We propose to develop multi-layer interaction graph operational model for real-time remedial actions including intelligent load shedding and adaptive loading. As illustrated by Fig. 1, the model has multiple layers on different perspectives of cascading outages, e.g. the number of line outages, the amount of load shedding and the electrical distance on outage propagation. Each layer of the model is a graph made of key intra-layer links and components contributing the most to outage propagation of one selected perspective. The key inter-layer links between different layers are also defined to model the transition from one type of consequences to another type. For example, in an early stage of cascading outages, the layer on the line outages is the most important for predicting the propagation path, while in the late stage, the layers on load shedding and outage propagation distances become critical for mitigation actions. The key intra-layer links and key inter-layer links together constitute a comprehensive dynamic model for the dominant outage propagation patterns. The multi-layer interaction graph can be trained by offline database of historical data, and HPC-generated large set of computational simulations of the cascading events to derive information on propagation paths and distances of outages and possible losses of load.

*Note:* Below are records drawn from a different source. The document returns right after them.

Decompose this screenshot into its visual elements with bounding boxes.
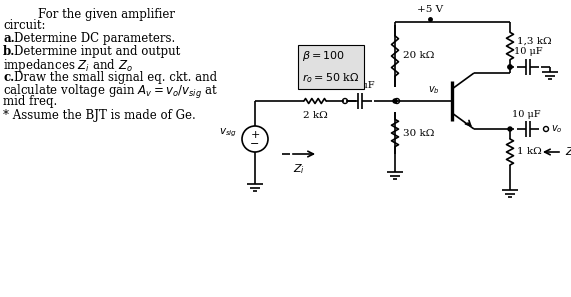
Circle shape (508, 65, 512, 69)
Text: circuit:: circuit: (3, 19, 46, 32)
Text: b.: b. (3, 45, 15, 58)
Text: Determine DC parameters.: Determine DC parameters. (14, 32, 175, 45)
Text: 20 kΩ: 20 kΩ (403, 51, 435, 61)
Text: +5 V: +5 V (417, 5, 443, 14)
Text: $Z_o$: $Z_o$ (565, 145, 571, 159)
Text: mid freq.: mid freq. (3, 95, 57, 108)
Text: $v_{sig}$: $v_{sig}$ (219, 127, 237, 139)
Circle shape (508, 65, 512, 69)
Text: 1 kΩ: 1 kΩ (517, 148, 542, 157)
Circle shape (393, 99, 397, 103)
Text: 30 kΩ: 30 kΩ (403, 129, 435, 138)
Text: * Assume the BJT is made of Ge.: * Assume the BJT is made of Ge. (3, 109, 196, 122)
Text: 1,3 kΩ: 1,3 kΩ (517, 37, 552, 45)
Text: +: + (250, 129, 260, 140)
Text: Draw the small signal eq. ckt. and: Draw the small signal eq. ckt. and (14, 71, 217, 84)
Text: Determine input and output: Determine input and output (14, 45, 180, 58)
Text: 10 μF: 10 μF (514, 47, 542, 56)
Text: impedances $Z_i$ and $Z_o$: impedances $Z_i$ and $Z_o$ (3, 57, 132, 74)
Text: $R_{sig}$: $R_{sig}$ (305, 77, 325, 91)
Text: $v_b$: $v_b$ (428, 84, 440, 96)
Text: 10 μF: 10 μF (345, 81, 375, 90)
Text: −: − (250, 138, 260, 148)
Text: For the given amplifier: For the given amplifier (38, 8, 175, 21)
Text: $\beta = 100$
$r_o = 50$ k$\Omega$: $\beta = 100$ $r_o = 50$ k$\Omega$ (302, 49, 360, 85)
Text: c.: c. (3, 71, 14, 84)
Text: $Z_i$: $Z_i$ (293, 162, 305, 176)
Text: a.: a. (3, 32, 15, 45)
Text: $v_o$: $v_o$ (551, 123, 562, 135)
Text: 2 kΩ: 2 kΩ (303, 111, 327, 120)
Text: calculate voltage gain $A_v$$=v_o/v_{sig}$ at: calculate voltage gain $A_v$$=v_o/v_{sig… (3, 83, 218, 101)
Text: 10 μF: 10 μF (512, 110, 540, 119)
Circle shape (508, 127, 512, 131)
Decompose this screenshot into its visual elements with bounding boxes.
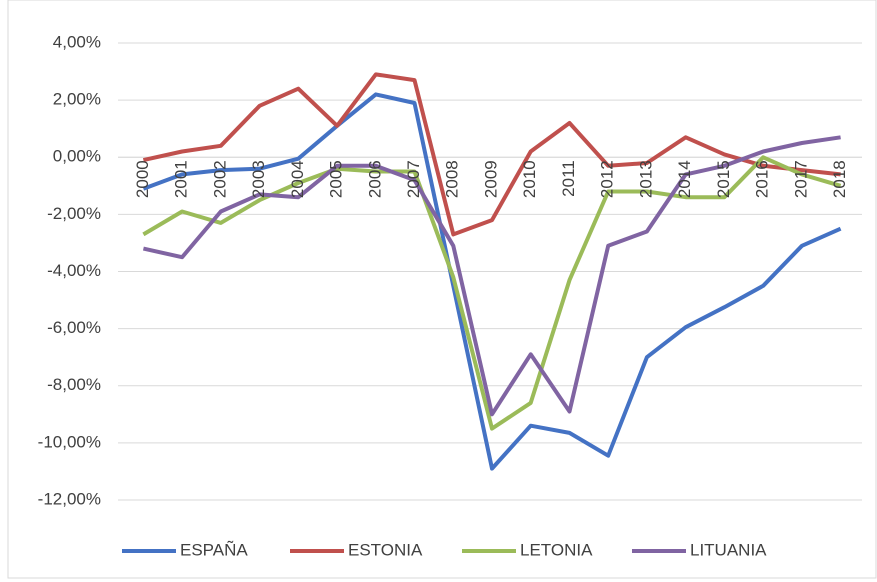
x-tick-label: 2004 — [288, 160, 307, 198]
x-tick-label: 2010 — [520, 160, 539, 198]
chart-frame — [7, 0, 877, 579]
y-tick-label: 2,00% — [53, 90, 101, 109]
y-tick-label: -12,00% — [38, 489, 101, 508]
y-tick-label: -6,00% — [47, 318, 101, 337]
x-tick-label: 2001 — [172, 160, 191, 198]
series-line — [142, 72, 841, 237]
legend-label: LETONIA — [520, 540, 593, 559]
x-tick-label: 2002 — [210, 160, 229, 198]
series-line — [142, 92, 842, 471]
legend-label: LITUANIA — [690, 540, 767, 559]
legend-label: ESTONIA — [348, 540, 423, 559]
y-tick-label: -4,00% — [47, 261, 101, 280]
y-tick-label: 4,00% — [53, 32, 101, 51]
legend-label: ESPAÑA — [180, 540, 248, 559]
x-tick-label: 2013 — [636, 160, 655, 198]
x-tick-label: 2012 — [598, 160, 617, 198]
series-line — [142, 135, 841, 417]
x-tick-label: 2011 — [559, 160, 578, 197]
x-tick-label: 2003 — [249, 160, 268, 198]
x-tick-label: 2014 — [675, 160, 694, 198]
x-tick-label: 2008 — [443, 160, 462, 198]
y-tick-label: 0,00% — [53, 147, 101, 166]
series-line — [142, 155, 842, 431]
y-tick-label: -2,00% — [47, 204, 101, 223]
x-tick-label: 2007 — [404, 160, 423, 198]
y-tick-label: -8,00% — [47, 375, 101, 394]
x-tick-label: 2006 — [365, 160, 384, 198]
x-tick-label: 2005 — [327, 160, 346, 198]
x-tick-label: 2015 — [714, 160, 733, 198]
x-tick-label: 2009 — [481, 160, 500, 198]
x-tick-label: 2000 — [133, 160, 152, 198]
x-tick-label: 2016 — [753, 160, 772, 198]
x-tick-label: 2018 — [830, 160, 849, 198]
x-tick-label: 2017 — [791, 160, 810, 198]
y-tick-label: -10,00% — [38, 432, 101, 451]
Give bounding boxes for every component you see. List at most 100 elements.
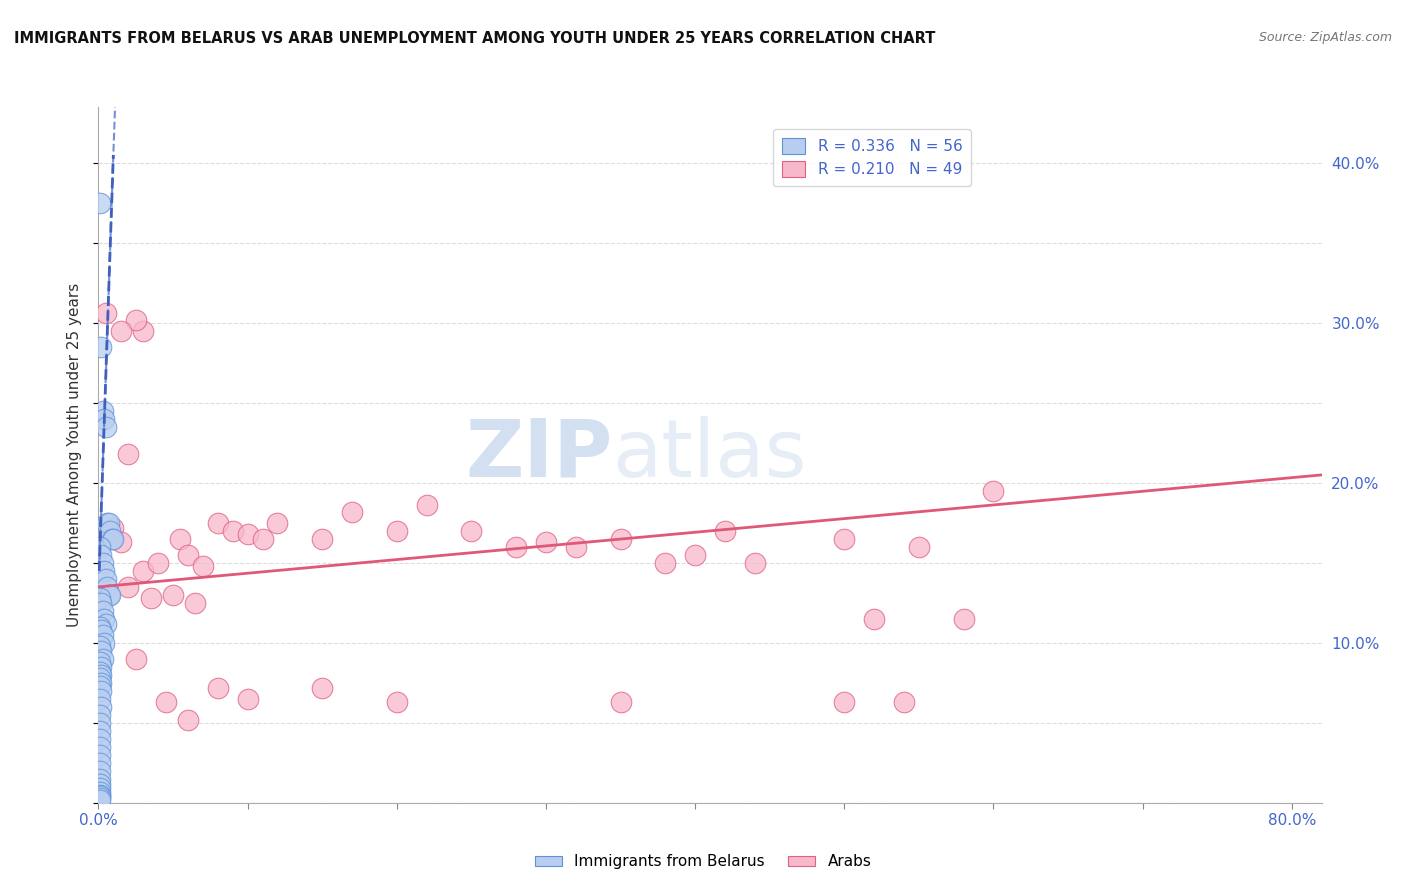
- Point: [90, 340, 112, 354]
- Point: [89, 620, 111, 634]
- Point: [132, 564, 155, 578]
- Point: [89, 789, 111, 804]
- Point: [98, 588, 121, 602]
- Point: [110, 535, 132, 549]
- Point: [96, 516, 118, 530]
- Point: [893, 695, 915, 709]
- Point: [90, 676, 112, 690]
- Point: [162, 588, 184, 602]
- Point: [90, 623, 112, 637]
- Text: atlas: atlas: [612, 416, 807, 494]
- Point: [89, 679, 111, 693]
- Point: [983, 483, 1005, 498]
- Point: [89, 791, 111, 805]
- Text: IMMIGRANTS FROM BELARUS VS ARAB UNEMPLOYMENT AMONG YOUTH UNDER 25 YEARS CORRELAT: IMMIGRANTS FROM BELARUS VS ARAB UNEMPLOY…: [14, 31, 935, 46]
- Point: [117, 447, 139, 461]
- Point: [98, 524, 121, 538]
- Point: [89, 723, 111, 738]
- Point: [89, 591, 111, 605]
- Point: [221, 524, 243, 538]
- Point: [110, 324, 132, 338]
- Point: [311, 532, 333, 546]
- Point: [97, 516, 120, 530]
- Point: [609, 695, 631, 709]
- Point: [89, 792, 111, 806]
- Point: [101, 532, 124, 546]
- Point: [93, 564, 115, 578]
- Point: [460, 524, 482, 538]
- Point: [91, 404, 114, 418]
- Point: [207, 516, 229, 530]
- Point: [90, 668, 112, 682]
- Point: [89, 731, 111, 746]
- Point: [89, 772, 111, 786]
- Point: [89, 665, 111, 679]
- Point: [90, 660, 112, 674]
- Point: [90, 699, 112, 714]
- Legend: Immigrants from Belarus, Arabs: Immigrants from Belarus, Arabs: [529, 848, 877, 875]
- Point: [714, 524, 737, 538]
- Point: [89, 715, 111, 730]
- Point: [89, 747, 111, 762]
- Point: [252, 532, 274, 546]
- Point: [534, 535, 557, 549]
- Point: [97, 588, 120, 602]
- Point: [191, 559, 214, 574]
- Point: [89, 781, 111, 796]
- Point: [89, 707, 111, 722]
- Point: [91, 604, 114, 618]
- Point: [207, 681, 229, 695]
- Point: [385, 524, 408, 538]
- Point: [952, 612, 974, 626]
- Point: [90, 548, 112, 562]
- Point: [654, 556, 676, 570]
- Point: [94, 420, 117, 434]
- Point: [93, 412, 115, 426]
- Point: [385, 695, 408, 709]
- Point: [91, 556, 114, 570]
- Text: Source: ZipAtlas.com: Source: ZipAtlas.com: [1258, 31, 1392, 45]
- Point: [103, 532, 125, 546]
- Point: [415, 498, 437, 512]
- Point: [146, 556, 169, 570]
- Point: [90, 683, 112, 698]
- Point: [236, 527, 259, 541]
- Point: [832, 695, 855, 709]
- Point: [177, 713, 200, 727]
- Point: [89, 764, 111, 778]
- Point: [93, 612, 115, 626]
- Point: [94, 306, 117, 320]
- Point: [311, 681, 333, 695]
- Point: [125, 652, 148, 666]
- Point: [863, 612, 886, 626]
- Point: [139, 591, 162, 605]
- Text: ZIP: ZIP: [465, 416, 612, 494]
- Point: [89, 639, 111, 653]
- Point: [683, 548, 706, 562]
- Point: [89, 691, 111, 706]
- Point: [90, 644, 112, 658]
- Point: [744, 556, 766, 570]
- Point: [103, 521, 125, 535]
- Point: [89, 784, 111, 798]
- Point: [236, 691, 259, 706]
- Point: [89, 671, 111, 685]
- Point: [90, 596, 112, 610]
- Point: [908, 540, 931, 554]
- Point: [89, 540, 111, 554]
- Point: [832, 532, 855, 546]
- Point: [117, 580, 139, 594]
- Point: [266, 516, 288, 530]
- Point: [94, 616, 117, 631]
- Point: [89, 739, 111, 754]
- Point: [177, 548, 200, 562]
- Point: [132, 324, 155, 338]
- Point: [93, 636, 115, 650]
- Legend: R = 0.336   N = 56, R = 0.210   N = 49: R = 0.336 N = 56, R = 0.210 N = 49: [773, 128, 972, 186]
- Point: [96, 580, 118, 594]
- Point: [89, 788, 111, 802]
- Point: [505, 540, 527, 554]
- Point: [125, 312, 148, 326]
- Point: [340, 505, 363, 519]
- Point: [609, 532, 631, 546]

Online mitigation strategies can then be derived directly from the multi-layer interaction graph. The intra- and inter-layer links in the graph represent the interactions among system elements that contribute to the propagation of outages. Thus, cascading outages can be effectively mitigated by weakening or eliminating the corresponding links in the graph. Possible mitigation options include applying cost-effective load shedding to relieve the overloading on the elements corresponding to those key links, or initiating active islanding and isolating the area of outages to effectively stop their propagation. A multi-layer interaction graph can be used for efficient mitigation of cascading outages in the real-time operation environment. It significantly reduces unnecessary analyses when time is extremely limited and provides a model for decision making.

Project Tasks:

1. Develop data analytics algorithms for constructing a multi-layer interaction graph from HPC-simulated cascading events and historical data.
2. Study mitigation strategies of intelligent load shedding and adaptive islanding based on the interaction graph.
3. Develop a testbed system based on the Eastern Interconnection model for HPC generation of the database of cascading events. Develop models for protection actions to enable simulation of realistic cascading events.
4. Integrate the multi-layer interaction graph with parallel power system simulation on HPCs for construction and updating of the graph.